Procédure devant la Cour avant cassation :
Par une requête et des mémoires en réplique enregistrés les 20 juillet 2022, 7 décembre 2022, 20 janvier 2023 et 27 février 2023, M. G… H…, représenté par Me Personnaz, demande à la Cour :
1°) d’annuler le jugement n° 2017279/4-3 du 20 mai 2022 du tribunal administratif de Paris ;
2°) d’annuler la décision du 17 août 2020 de la société de requalification des quartiers anciens ;
3°) de mettre à la charge de la société de requalification des quartiers anciens le versement de la somme de 5 000 euros sur le fondement de l’article L. 761-1 du code de justice administrative ;
4°) de condamner la société de requalification des quartiers anciens au paiement des entiers dépens.
Par un arrêt n° 22PA03342 du 16 novembre 2023, la Cour administrative d’appel de Paris a rejeté la requête de M. H….
Par une décision n°s 490933, 491000 du 7 mars 2025, le Conseil d’État statuant au contentieux a annulé l’arrêt de la Cour administrative d’appel de Paris du 16 novembre 2023 et renvoyé l’affaire à la Cour.
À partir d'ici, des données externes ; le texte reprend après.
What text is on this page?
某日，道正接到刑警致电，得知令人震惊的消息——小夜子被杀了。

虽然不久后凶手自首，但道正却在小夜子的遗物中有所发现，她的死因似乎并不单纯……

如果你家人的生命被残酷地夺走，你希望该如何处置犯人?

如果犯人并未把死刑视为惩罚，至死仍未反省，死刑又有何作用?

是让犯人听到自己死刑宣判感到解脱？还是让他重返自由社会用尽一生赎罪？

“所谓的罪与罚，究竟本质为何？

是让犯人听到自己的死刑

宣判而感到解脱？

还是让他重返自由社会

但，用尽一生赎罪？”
Procédure devant la Cour après cassation :
Par trois mémoires, enregistrés les 23 mai, 27 août et 17 novembre 2025, M. G… H…, représenté par Me Personnaz, a demandé à la Cour :
1°) d’annuler le jugement n° 2017279 du 20 mai 2022 du tribunal administratif de Paris ;
2°) d’annuler la décision du 17 août 2020 de la société de requalification des quartiers anciens (SOREQA) ;
3°) de condamner la SOREQA au versement de la somme de 58 105,05 euros à titre de dommages et intérêts ;
4°) de mettre à la charge de la SOREQA le versement de la somme de 21 000 euros sur le fondement de l’article L. 761-1 du code de justice administrative, au titre des frais de première instance, d’appel et de cassation ;
5°) de condamner la société de requalification des quartiers anciens au paiement des entiers dépens.
Il soutient, outre les moyens développés dans le cadre de la procédure avant cassation, que :
– ainsi qu’en a jugé le Conseil d’Etat dans sa décision n° 490933, 491000 du 7 mars 2025, il y a toujours lieu de statuer sur la requête ;
– contrairement à ce qu’a relevé le jugement, il avait intérêt à agir contre la décision de préemption, en application des dispositions des articles 815-2, 815-3 et 1583 du code civil, dès lors que la vente n’était pas parfaite, que son action ne constitue pas un acte de disposition et doit être regardée comme une mesure conservatoire destinée à soustraire le bien indivis du péril causé par l’illégalité de la décision de préemption ;
– la préemption était tardive, en méconnaissance des dispositions de l’article L. 213-2 du code de l’urbanisme ;
– la décision est entachée d’erreur manifeste d’appréciation dès lors que la réalité du projet n’est pas établie ;
– il est fondé à obtenir réparation de son préjudice dès lors, que lors de la signature de la promesse de vente en 2019, l’arriéré de charges à payer au syndicat des copropriétaires représentait un montant de 5 668,64 euros, tandis qu’au 17 juin 2025, le montant de charges impayées s’élevait à 59 151,85 euros, de sorte que la dette vis-à-vis du syndicat des copropriétaires s’est accrue de 53 483,21 euros ; la SOREQA devra ainsi être condamnée à lui verser, en tant que représentant de l’indivision, la somme de 53 483,21 euros ; la SOREQA doit également être condamnée à lui rembourser les sommes de 1 515 euros et 3 106,84 euros, correspondant au paiement de la taxe foncière et de la taxe d’habitation, dont il a dû s’acquitter en l’absence de possibilité de vendre son bien.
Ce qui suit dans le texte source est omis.